Eventually you may be forced to reflect upon those wasted opportunities. In allowing your baby to unproductively behave just like, well, a baby, you may be failing to foster his or her personal growth. Are you denying your child the chance to achieve his or her full potential as a well-rounded baby?
You see, some parents are hot-housing their infants as we speak. While your baby's programme revolves around the traditional routines of sleeping, eating and playing, other people's offspring are on the fast-track to certain giftedness. And Baby Einstein DVDs, which were all the rage when I was a new mother, are really the least of your problems.
These days there are flashcards to increase vocabulary, sign language for babies at babysigns.co.nz, accelerated toilet training strategies at thediaperfreebaby.com and even early reading programmes to be found at yourbabycanread.com. Ever eager to exploit our perceived inadequacies, astute marketers have found something else for parents to feel guilty about. There's a manufactured fear that we're squandering those valuable moments when a baby's brain is said to be like a sponge, ready and willing to soak up new information at an alarming rate.
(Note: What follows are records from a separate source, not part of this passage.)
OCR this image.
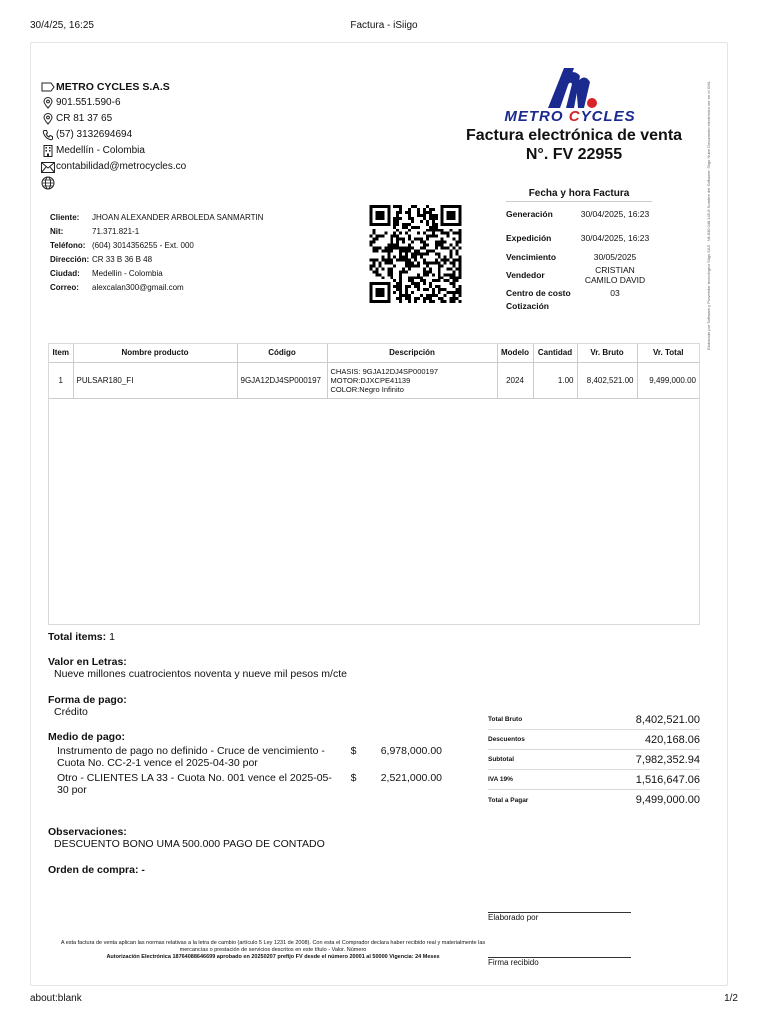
30/4/25, 16:25	Factura - iSiigo
METRO CYCLES S.A.S
901.551.590-6
CR 81 37 65
(57) 3132694694
Medellín - Colombia
contabilidad@metrocycles.co
METRO CYCLES
Factura electrónica de venta
N°. FV 22955	Elaborado por Software y Proveedor tecnológico Siigo SAS · Nit 830.048.145-8 Nombre del Software: Siigo Nube Documento electrónico ver en el XML
Cliente:	JHOAN ALEXANDER ARBOLEDA SANMARTIN
Nit:	71.371.821-1
Teléfono: (604) 3014356255 - Ext. 000
Dirección: CR 33 B 36 B 48
Ciudad:	Medellin - Colombia
Correo:	alexcalan300@gmail.com
Fecha y hora Factura
Generación	30/04/2025, 16:23
Expedición	30/04/2025, 16:23
Vencimiento	30/05/2025
Vendedor	CRISTIAN CAMILO DAVID
Centro de costo	03
Cotización
Item	Nombre producto	Código	Descripción	Modelo	Cantidad	Vr. Bruto	Vr. Total
1	PULSAR180_FI	9GJA12DJ4SP000197	CHASIS: 9GJA12DJ4SP000197
MOTOR:DJXCPE41139
COLOR:Negro Infinito	2024	1.00	8,402,521.00	9,499,000.00
Total items: 1
Valor en Letras:
Nueve millones cuatrocientos noventa y nueve mil pesos m/cte
Forma de pago:
Crédito
Medio de pago:
Instrumento de pago no definido - Cruce de vencimiento - Cuota No. CC-2-1 vence el 2025-04-30 por
$	6,978,000.00
Otro - CLIENTES LA 33 - Cuota No. 001 vence el 2025-05-30 por
$	2,521,000.00
Observaciones:
DESCUENTO BONO UMA 500.000 PAGO DE CONTADO
Orden de compra: -
Total Bruto	8,402,521.00
Descuentos	420,168.06
Subtotal	7,982,352.94
IVA 19%	1,516,647.06
Total a Pagar	9,499,000.00
Elaborado por
Firma recibido
A esta factura de venta aplican las normas relativas a la letra de cambio (artículo 5 Ley 1231 de 2008). Con esta el Comprador declara haber recibido real y materialmente las mercancías o prestación de servicios descritos en este título - Valor. Número
Autorización Electrónica 18764088646699 aprobado en 20250207 prefijo FV desde el número 20001 al 50000 Vigencia: 24 Meses
about:blank	1/2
I've never seen the point of deliberately setting up your wee one to be more advanced than his or her peers. I like the idea of babies just being babies and children just being children. Anyway, if they can read at the age of three then what will they learn in their first year of school? Critics of baby signing say that teaching a baby to express itself through sign language may have the unintended effect of delaying speech. And evidently some children who are toilet trained too early have the inconvenient habit of regressing in this area when least expected.
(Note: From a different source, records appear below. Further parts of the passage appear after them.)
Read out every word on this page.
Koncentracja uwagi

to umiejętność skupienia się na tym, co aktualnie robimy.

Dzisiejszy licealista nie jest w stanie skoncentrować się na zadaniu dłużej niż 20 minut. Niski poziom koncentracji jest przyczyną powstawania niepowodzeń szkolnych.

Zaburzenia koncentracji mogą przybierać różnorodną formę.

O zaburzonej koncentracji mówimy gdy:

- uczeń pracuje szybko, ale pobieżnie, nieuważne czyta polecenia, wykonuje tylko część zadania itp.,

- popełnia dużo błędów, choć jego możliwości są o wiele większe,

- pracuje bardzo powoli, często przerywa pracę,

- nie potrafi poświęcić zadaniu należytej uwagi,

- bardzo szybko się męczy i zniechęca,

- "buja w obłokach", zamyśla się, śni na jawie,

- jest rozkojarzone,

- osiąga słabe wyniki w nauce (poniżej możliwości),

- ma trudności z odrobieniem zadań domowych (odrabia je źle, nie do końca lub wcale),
The most alpha-mum thing I did was put my daughter's name down for five schools when she was born so that we had all bases covered. And then I dressed her up in her best frock and tights so she could be interviewed and tested for a place in Year One at our preferred institution. At the time I felt uneasy about subjecting a three-year-old to such scrutiny yet she's loved the school since she skipped through its gates five years ago so I don't beat myself up about it now.
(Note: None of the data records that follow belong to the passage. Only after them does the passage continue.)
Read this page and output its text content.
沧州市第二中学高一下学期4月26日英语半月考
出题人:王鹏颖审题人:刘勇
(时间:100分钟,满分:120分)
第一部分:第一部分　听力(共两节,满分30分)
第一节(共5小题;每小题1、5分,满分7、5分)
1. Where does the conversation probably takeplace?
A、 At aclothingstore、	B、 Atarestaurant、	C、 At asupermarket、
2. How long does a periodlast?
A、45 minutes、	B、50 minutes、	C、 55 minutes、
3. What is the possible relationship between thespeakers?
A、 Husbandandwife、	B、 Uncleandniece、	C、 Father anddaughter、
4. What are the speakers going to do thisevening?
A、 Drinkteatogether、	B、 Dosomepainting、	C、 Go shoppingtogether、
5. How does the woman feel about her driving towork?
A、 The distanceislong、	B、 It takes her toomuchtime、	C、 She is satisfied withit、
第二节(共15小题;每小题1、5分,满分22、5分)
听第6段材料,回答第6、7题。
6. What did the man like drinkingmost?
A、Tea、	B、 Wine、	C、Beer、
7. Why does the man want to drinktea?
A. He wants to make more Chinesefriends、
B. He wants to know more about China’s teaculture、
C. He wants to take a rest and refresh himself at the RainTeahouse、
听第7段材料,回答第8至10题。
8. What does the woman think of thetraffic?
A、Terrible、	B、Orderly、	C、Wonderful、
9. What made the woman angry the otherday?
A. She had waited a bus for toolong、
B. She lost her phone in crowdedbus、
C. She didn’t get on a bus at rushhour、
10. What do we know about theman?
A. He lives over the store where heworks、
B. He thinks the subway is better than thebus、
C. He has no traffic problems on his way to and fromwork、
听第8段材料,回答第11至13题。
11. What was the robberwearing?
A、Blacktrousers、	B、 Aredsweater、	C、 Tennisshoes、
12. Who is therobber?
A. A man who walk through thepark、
One thing's for sure: for some people parenting has taken on the proportions of a competitive sport. Some children wrestle with after school activities every day of the week. Others are enrolled in extra tuition - sometimes simply to reach an acceptable standard; other times in order to be top of the class. There are tennis camps, swim academies and dancing schools. Some households even speak English downstairs and French upstairs. What? That's not how you run your home? Oh dear. I see bilingualism passing your child by, for sure.
So what's your approach to parenting? Do flashcards feature in your baby's life? Or is gurgling and dribbling about as cerebral as it gets at your place?